= Second audio program =

Alternate audio channel used in television transmissions

Second audio program (SAP), also known as secondary audio programming, is an auxiliary audio channel for analog television that can be broadcast or transmitted both over-the-air and by cable television. Used mostly for audio description or other languages, SAP is part of the multichannel television sound (MTS) standard originally set by the National Television System Committee (NTSC) in 1984 in the United States. The NTSC video format and MTS are also used in Canada and Mexico.

==Usage==
SAP is often used to provide audio tracks in languages other than the native language included in the program. In the United States, this is sometimes used for Spanish-language audio (especially during sports telecasts), often leading to the function being referred to facetiously as the "Spanish audio program". Likewise, some Spanish-language programs may offer English on SAP, seen with soccer networks including beIN Sports (which features the same setup on its English and Spanish channels, and more rarely with general channels. Some stations may relay NOAA Weather Radio services, or, particularly in the case of PBS stations, a local National Public Radio (NPR) sister station, on the audio channel when SAP is not being used, and even commercial radio stations which are either sister operations or broker their programming onto the SAP channel. In Canada, parliamentary and public affairs channel CPAC similarly uses SAP to carry both English and French-language audio.

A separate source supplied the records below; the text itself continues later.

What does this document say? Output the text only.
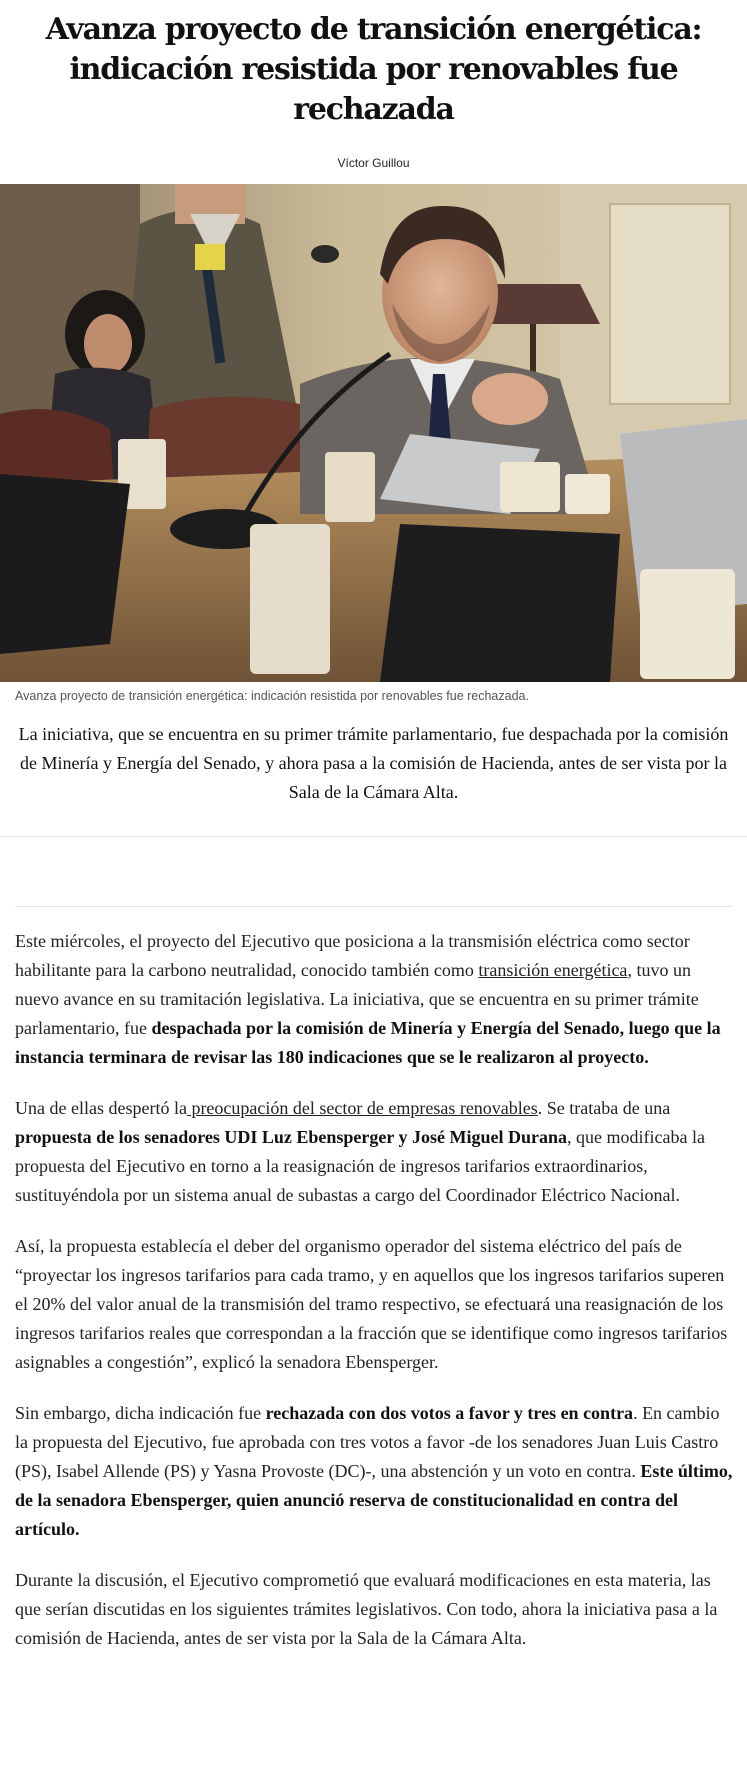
Avanza proyecto de transición energética: indicación resistida por renovables fue rechazada
Víctor Guillou
Avanza proyecto de transición energética: indicación resistida por renovables fue rechazada.
La iniciativa, que se encuentra en su primer trámite parlamentario, fue despachada por la comisión de Minería y Energía del Senado, y ahora pasa a la comisión de Hacienda, antes de ser vista por la Sala de la Cámara Alta.

Este miércoles, el proyecto del Ejecutivo que posiciona a la transmisión eléctrica como sector habilitante para la carbono neutralidad, conocido también como transición energética, tuvo un nuevo avance en su tramitación legislativa. La iniciativa, que se encuentra en su primer trámite parlamentario, fue despachada por la comisión de Minería y Energía del Senado, luego que la instancia terminara de revisar las 180 indicaciones que se le realizaron al proyecto.

Una de ellas despertó la preocupación del sector de empresas renovables. Se trataba de una propuesta de los senadores UDI Luz Ebensperger y José Miguel Durana, que modificaba la propuesta del Ejecutivo en torno a la reasignación de ingresos tarifarios extraordinarios, sustituyéndola por un sistema anual de subastas a cargo del Coordinador Eléctrico Nacional.

Así, la propuesta establecía el deber del organismo operador del sistema eléctrico del país de “proyectar los ingresos tarifarios para cada tramo, y en aquellos que los ingresos tarifarios superen el 20% del valor anual de la transmisión del tramo respectivo, se efectuará una reasignación de los ingresos tarifarios reales que correspondan a la fracción que se identifique como ingresos tarifarios asignables a congestión”, explicó la senadora Ebensperger.

Sin embargo, dicha indicación fue rechazada con dos votos a favor y tres en contra. En cambio la propuesta del Ejecutivo, fue aprobada con tres votos a favor -de los senadores Juan Luis Castro (PS), Isabel Allende (PS) y Yasna Provoste (DC)-, una abstención y un voto en contra. Este último, de la senadora Ebensperger, quien anunció reserva de constitucionalidad en contra del artículo.

Durante la discusión, el Ejecutivo comprometió que evaluará modificaciones en esta materia, las que serían discutidas en los siguientes trámites legislativos. Con todo, ahora la iniciativa pasa a la comisión de Hacienda, antes de ser vista por la Sala de la Cámara Alta.
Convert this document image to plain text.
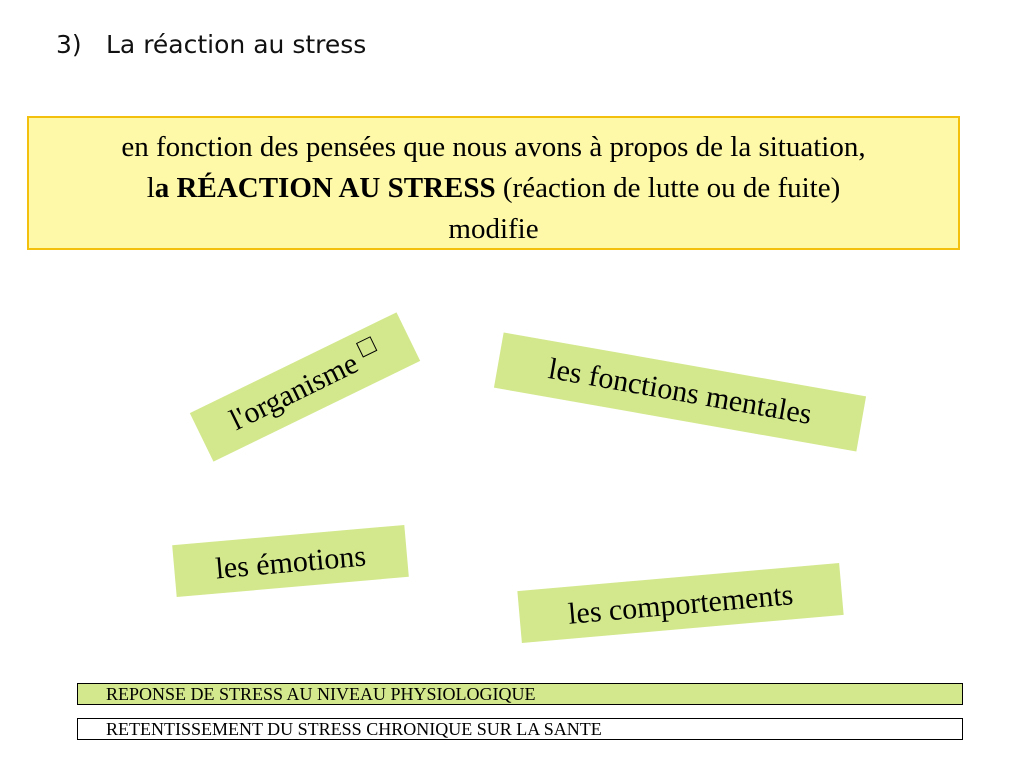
3) La réaction au stress
en fonction des pensées que nous avons à propos de la situation,
la RÉACTION AU STRESS (réaction de lutte ou de fuite)
modifie
l'organisme	les fonctions mentales
les émotions
les comportements
REPONSE DE STRESS AU NIVEAU PHYSIOLOGIQUE
RETENTISSEMENT DU STRESS CHRONIQUE SUR LA SANTE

SAP is also a means of distribution for audio description of programs for the visually impaired. Under the Twenty-First Century Communications and Video Accessibility Act of 2010, top U.S. television networks and cable networks have been gradually required to broadcast quotas of audio described programming per-quarter, Since May 26, 2015, broadcasters have been required under the Act to provide dictations on SAP of any "emergency information" displayed in a textual format outside of the Emergency Alert System and newscasts.

==Frequencies==
MTS features, including stereo and SAP, travel on subcarriers of the video carrier, much like color for television. It is not carried on the audio carrier in the manner of stereo sound for an FM radio broadcast, however, as it only has a frequency deviation of ±25 kHz, whereas regular FM broadcasting has a deviation of ±75 kHz. T MTS pilot is locked to the horizontal sync frequency of the video carrier for stability. The SAP channel contains mono audio which has been dbx-encoded for noise reduction, to improve the signal-to-noise ratio. The SAP audio has a bandpass from 60 Hz to 12 kHz, which is less than the "regular" audio channel which runs from 50 Hz to 15 kHz.

Though not technically an SAP channel, television stations can also broadcast a "PRO" (professional) audio subcarrier which is used to communicate with station personnel, particularly those engaged in electronic news gathering. This one-way audio channel allows individuals at the television station to send messages to people located away from the station, and is frequently employed during on-location newscasts as the foldback channel to reporters and cameramen. This channel is located at 6.5 times the pilot (102.271 kHz), and is also part of the MTS standard.

==Other media==
Second audio programs are also available in other media. On analog television receive-only satellite television systems, audio programs are manually tuned by their subcarrier frequency, commonly around 6 MHz, often as low as 5.8 or as high as 7.2. These travel the same way as the discrete left and right main audio channels, and ATIS station ID, which is heard as Morse code. On FM radio, radio reading services and other audio programs can be heard on subcarriers through subsidiary communications authority. However, these are generally prohibited from public listening without special equipment. HD Radio subchannels, somewhat more widely available, operate on a similar premise but generally carry totally unrelated programming to the main feed.

On digital television systems, selection is done through a menu as with analog television, though some provide easier access rather than having to dig down to find the option. Stations may also choose to transmit audio-only programs by assigning them to separate digital subchannels with an optional screen of title and artist information; however, this prevents the viewer from watching the main video in the case of television stations.